UPDATE: Two Week Contract Extension Offered As Little Rock Teachers Consider Strike

Oct 29, 2018

Staff of Brady Elementary School protesting Commissioner of Education Johnny Key's proposal to make firing teachers easier in the Little Rock School District.
Credit David Monteith / KUAR News

Little Rock School District teachers and staff are considering a walkout or a strike as a contract between the district and the collective bargaining group representing many of the district's teachers is set to expire Wednesday.

The options were discussed at a meeting Sunday night organized by the Little Rock Education Association, Grassroots Arkansas, Our Community Our Schools and Save Our Schools. On Monday, some teachers were taking part in public demonstrations, with many critical of state Education Commissioner Johnny Key.

Key has pushed to remove the Teacher Fair Dismissal Act which sets the procedures that must be used in order to fire a teacher. Last week, Key told reporters he wants to give school administrators the flexibility to fire teachers from any of the district’s failing schools without what he says is a lengthy process.

According to community organizer Dr. Anika Whitfield, removing due process for firing teachers would further harm the district, which has continued to struggle even after being taken over by the state.

"Not only is this not fair, but when we look at the bigger picture, it appears to be a systemic plan to try to implode or fail the Little Rock School District," said Whitfield.

The district's elected school board was dissolved in 2015 after six of the district’s 48 schools were deemed failing. Since then, Key has led the district, which now has over 20 failing schools.

Arkansas Education Commissioner Johnny Key speaking to reporters last Tuesday saying he wouldn't renew the contract for Little Rock teachers in its current form.
Credit Colton Faull / KUAR News

A meeting between Key and the teacher's union was scheduled for Monday afternoon.

The current contract between the state and the teachers represented by the Little Rock Education Association expires Wednesday at midnight.

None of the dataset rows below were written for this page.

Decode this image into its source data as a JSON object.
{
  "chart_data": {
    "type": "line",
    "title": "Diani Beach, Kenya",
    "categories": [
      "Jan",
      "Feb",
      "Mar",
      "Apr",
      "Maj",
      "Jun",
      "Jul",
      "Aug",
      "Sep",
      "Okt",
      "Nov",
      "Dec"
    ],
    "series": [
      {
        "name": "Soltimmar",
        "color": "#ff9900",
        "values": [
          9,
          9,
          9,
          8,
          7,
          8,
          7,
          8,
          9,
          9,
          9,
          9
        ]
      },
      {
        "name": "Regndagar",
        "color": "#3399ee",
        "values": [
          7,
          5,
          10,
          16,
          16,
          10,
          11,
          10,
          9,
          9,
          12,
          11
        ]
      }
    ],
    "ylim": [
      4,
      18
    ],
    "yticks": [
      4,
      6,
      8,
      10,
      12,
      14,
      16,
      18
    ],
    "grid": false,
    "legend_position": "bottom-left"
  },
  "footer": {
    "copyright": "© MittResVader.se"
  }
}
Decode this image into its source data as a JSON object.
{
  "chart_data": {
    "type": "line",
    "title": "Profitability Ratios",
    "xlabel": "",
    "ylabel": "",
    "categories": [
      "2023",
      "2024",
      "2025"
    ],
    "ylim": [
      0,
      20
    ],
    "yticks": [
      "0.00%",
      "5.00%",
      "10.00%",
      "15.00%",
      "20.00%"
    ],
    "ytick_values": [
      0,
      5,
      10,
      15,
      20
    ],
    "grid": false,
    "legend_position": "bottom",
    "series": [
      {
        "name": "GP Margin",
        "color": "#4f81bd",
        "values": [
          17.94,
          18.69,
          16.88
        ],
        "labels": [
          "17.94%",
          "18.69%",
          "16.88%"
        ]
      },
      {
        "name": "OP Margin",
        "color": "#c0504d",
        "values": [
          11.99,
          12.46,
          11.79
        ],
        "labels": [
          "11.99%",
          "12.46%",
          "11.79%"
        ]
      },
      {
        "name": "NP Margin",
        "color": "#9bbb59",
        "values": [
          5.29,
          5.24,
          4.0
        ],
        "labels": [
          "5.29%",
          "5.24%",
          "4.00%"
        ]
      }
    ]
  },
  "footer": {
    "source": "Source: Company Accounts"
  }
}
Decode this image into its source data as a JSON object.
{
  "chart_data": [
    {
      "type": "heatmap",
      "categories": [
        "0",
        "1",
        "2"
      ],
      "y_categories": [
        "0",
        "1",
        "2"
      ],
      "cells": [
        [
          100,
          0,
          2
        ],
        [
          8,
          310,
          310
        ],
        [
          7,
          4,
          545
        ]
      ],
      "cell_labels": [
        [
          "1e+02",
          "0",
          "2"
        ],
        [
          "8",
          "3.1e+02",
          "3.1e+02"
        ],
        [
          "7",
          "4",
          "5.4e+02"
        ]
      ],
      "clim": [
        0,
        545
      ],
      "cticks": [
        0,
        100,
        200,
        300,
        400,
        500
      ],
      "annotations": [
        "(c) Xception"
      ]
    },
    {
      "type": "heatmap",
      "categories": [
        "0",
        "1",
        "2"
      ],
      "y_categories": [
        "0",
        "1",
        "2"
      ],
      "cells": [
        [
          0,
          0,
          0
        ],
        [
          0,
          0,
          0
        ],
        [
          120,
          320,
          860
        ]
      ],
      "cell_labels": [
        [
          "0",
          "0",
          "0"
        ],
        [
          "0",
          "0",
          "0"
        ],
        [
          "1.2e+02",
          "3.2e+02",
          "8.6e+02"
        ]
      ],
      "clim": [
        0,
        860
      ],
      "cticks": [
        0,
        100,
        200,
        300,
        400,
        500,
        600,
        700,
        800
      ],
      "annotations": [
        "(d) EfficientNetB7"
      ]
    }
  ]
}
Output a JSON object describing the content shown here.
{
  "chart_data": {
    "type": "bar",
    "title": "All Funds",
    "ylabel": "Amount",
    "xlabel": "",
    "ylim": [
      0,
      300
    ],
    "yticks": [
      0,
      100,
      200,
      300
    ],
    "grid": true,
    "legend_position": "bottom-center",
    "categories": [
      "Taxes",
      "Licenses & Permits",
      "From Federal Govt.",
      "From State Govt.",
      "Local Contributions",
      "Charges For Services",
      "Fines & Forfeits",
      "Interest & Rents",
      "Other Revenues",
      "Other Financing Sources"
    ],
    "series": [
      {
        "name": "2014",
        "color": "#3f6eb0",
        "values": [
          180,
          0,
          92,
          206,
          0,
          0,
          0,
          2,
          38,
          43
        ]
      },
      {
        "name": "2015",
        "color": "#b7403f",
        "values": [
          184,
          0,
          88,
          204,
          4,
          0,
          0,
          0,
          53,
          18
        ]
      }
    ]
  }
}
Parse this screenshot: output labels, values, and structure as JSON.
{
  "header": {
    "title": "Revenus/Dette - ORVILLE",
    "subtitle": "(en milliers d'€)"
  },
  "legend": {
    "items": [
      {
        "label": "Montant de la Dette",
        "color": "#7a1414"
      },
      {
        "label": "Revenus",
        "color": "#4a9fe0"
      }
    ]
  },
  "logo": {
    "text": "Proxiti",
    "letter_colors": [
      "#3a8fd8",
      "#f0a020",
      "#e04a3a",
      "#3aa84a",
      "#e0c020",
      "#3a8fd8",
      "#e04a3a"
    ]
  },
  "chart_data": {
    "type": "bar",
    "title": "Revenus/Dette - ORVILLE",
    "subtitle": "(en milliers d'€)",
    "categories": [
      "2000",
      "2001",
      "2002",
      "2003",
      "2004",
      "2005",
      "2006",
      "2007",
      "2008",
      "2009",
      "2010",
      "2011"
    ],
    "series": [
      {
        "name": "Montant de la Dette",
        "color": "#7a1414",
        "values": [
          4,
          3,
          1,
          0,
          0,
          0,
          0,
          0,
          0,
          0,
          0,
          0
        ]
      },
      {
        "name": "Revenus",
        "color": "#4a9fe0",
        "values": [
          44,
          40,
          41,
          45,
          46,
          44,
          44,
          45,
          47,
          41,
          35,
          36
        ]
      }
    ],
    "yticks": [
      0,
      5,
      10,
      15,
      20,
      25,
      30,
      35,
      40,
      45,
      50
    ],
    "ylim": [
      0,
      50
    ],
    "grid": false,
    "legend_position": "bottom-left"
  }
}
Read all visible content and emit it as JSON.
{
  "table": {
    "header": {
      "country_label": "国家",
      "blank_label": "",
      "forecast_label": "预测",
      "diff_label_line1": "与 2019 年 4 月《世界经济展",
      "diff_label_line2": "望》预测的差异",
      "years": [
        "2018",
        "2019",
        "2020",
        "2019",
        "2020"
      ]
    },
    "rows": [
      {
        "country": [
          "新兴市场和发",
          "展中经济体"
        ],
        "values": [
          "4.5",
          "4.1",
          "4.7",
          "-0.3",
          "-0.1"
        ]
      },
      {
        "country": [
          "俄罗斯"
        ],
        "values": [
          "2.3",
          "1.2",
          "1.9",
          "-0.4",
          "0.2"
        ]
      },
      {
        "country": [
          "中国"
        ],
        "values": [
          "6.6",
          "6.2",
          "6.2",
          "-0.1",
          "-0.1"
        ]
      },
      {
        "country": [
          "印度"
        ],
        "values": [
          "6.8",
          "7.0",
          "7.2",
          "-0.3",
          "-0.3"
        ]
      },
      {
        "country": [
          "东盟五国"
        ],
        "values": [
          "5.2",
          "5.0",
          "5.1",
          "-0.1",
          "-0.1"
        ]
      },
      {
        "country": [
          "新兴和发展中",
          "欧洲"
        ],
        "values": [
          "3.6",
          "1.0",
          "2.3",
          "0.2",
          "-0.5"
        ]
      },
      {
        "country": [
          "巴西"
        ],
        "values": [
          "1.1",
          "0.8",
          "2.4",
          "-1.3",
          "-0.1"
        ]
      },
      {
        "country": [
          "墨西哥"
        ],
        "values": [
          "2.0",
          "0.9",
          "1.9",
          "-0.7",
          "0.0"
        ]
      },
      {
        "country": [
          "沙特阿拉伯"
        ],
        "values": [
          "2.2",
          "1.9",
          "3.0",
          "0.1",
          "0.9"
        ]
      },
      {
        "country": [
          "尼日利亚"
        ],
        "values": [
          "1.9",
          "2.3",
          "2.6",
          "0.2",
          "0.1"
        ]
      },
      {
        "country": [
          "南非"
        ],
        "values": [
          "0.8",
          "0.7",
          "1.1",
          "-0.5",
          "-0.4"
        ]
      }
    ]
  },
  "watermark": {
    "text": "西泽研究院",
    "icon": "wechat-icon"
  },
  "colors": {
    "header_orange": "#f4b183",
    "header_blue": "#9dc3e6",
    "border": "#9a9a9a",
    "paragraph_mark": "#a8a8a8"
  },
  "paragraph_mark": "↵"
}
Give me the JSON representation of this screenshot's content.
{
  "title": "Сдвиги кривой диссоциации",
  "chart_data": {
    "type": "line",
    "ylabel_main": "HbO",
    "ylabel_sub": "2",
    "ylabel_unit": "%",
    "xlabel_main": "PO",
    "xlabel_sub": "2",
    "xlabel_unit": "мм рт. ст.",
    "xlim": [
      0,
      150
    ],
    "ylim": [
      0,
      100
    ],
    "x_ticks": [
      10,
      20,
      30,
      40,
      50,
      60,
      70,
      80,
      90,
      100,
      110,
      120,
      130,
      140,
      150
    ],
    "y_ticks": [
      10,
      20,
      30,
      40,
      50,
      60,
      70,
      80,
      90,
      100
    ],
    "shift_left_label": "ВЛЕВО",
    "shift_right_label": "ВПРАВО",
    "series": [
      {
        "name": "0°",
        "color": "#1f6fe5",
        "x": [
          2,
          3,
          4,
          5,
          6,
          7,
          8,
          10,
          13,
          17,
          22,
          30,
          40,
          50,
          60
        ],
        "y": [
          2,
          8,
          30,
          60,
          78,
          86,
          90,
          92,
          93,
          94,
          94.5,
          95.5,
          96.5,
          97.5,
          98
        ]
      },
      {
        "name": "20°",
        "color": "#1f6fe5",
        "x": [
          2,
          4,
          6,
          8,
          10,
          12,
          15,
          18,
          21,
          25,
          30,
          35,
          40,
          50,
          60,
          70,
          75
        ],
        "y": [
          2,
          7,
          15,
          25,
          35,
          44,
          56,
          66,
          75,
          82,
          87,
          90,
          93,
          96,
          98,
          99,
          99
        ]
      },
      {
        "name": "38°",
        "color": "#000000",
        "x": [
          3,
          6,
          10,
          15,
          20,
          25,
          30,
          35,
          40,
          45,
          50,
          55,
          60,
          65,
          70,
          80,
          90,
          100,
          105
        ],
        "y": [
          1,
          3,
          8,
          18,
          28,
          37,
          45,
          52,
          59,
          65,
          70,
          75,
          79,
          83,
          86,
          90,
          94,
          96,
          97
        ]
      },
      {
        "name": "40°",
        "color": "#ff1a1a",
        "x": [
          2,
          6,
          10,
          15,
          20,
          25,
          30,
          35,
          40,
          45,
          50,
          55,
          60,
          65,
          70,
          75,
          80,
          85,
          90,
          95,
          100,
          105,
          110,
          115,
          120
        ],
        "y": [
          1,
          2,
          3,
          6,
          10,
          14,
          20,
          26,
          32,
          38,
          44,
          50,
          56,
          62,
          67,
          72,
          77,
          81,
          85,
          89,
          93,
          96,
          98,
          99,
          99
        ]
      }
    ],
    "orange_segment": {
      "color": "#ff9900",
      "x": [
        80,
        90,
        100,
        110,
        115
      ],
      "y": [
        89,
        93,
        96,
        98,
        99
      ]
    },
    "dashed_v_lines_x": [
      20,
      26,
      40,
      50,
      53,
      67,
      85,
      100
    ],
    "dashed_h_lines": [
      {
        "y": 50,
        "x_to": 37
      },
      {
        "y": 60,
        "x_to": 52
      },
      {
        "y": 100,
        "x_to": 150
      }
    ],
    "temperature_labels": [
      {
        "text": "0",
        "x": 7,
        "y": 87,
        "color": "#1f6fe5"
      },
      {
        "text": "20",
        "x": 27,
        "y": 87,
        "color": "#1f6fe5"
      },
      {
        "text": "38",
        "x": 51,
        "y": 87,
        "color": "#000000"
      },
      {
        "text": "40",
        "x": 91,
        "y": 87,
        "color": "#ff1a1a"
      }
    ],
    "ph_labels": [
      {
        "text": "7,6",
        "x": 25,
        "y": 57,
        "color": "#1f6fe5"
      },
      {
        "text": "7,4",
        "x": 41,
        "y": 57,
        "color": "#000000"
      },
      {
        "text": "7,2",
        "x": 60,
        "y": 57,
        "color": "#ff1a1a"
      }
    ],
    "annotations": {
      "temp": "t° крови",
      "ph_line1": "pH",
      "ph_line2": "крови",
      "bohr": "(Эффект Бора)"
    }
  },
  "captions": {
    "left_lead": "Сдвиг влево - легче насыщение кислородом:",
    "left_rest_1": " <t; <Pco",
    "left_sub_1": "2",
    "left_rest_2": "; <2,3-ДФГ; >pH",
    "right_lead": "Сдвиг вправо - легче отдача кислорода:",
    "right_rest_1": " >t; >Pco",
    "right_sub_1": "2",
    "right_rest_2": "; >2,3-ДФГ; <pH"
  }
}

Key has previously cited teacher absenteeism as one of the reasons for needing to fire teachers from failing schools.

Parents organized by the union to speak with KUAR News said they would support a walkout or strike.

Ryan Davis, a parent of two children in district, argues that due process for teachers is important for the both schools and the community.

"We just have to be awakened to how all of these things are connected. How due and fair processes for our teachers are connected to the success of our students. How resources in our school, in every school, is connected to resources in our particular school. How regulations for charter schools, and the favoritism thereof, affects how our schools operate," Davis said.

Fellow parent Tim Jackson agrees.

"My son has gone to Little Rock Public Schools, got on a bus and drove across town every day through middle school from our West Little Rock neighborhood to Horace Mann [Arts and Science Magnet Middle School] because we wanted him, and he wants to be, in an environment where he is with people of other races, and other cultures, and frankly other languages, and other socioeconomic backgrounds," said Jackson.

UPDATE:

In a statement released after Monday's meeting Commissioner Key said:

The Little Rock School District and the union have just concluded their first meeting with regards to my proposed amendments to the union contract. As a result, I have authorized Mr. Poore to agree to a two-week extension to allow the union to consider language that gives more flexibility to the school district in managing performance. 

We must keep our focus that the decades-long status quo is not working, and our students deserve better. I am disappointed by the union’s misrepresentation of the facts in the proposed contract language. The proposal I have submitted only affects schools with D or F ratings, and it is my expectation that this flexibility would be used as a scalpel, not a chainsaw that would result in mass firings. The academic success of nearly 11,000 LRSD students in these schools depends on having all administrative tools available. The outstanding teachers, administrators and support staff who come to work every day with the sole focus of helping our students achieve their potential have no reason to worry.

We should all have the same goal of ensuring our students are learning at high levels within a safe and secure environment, and as commissioner of the Arkansas Department of Education, it is my responsibility to ensure this for all students of the LRSD.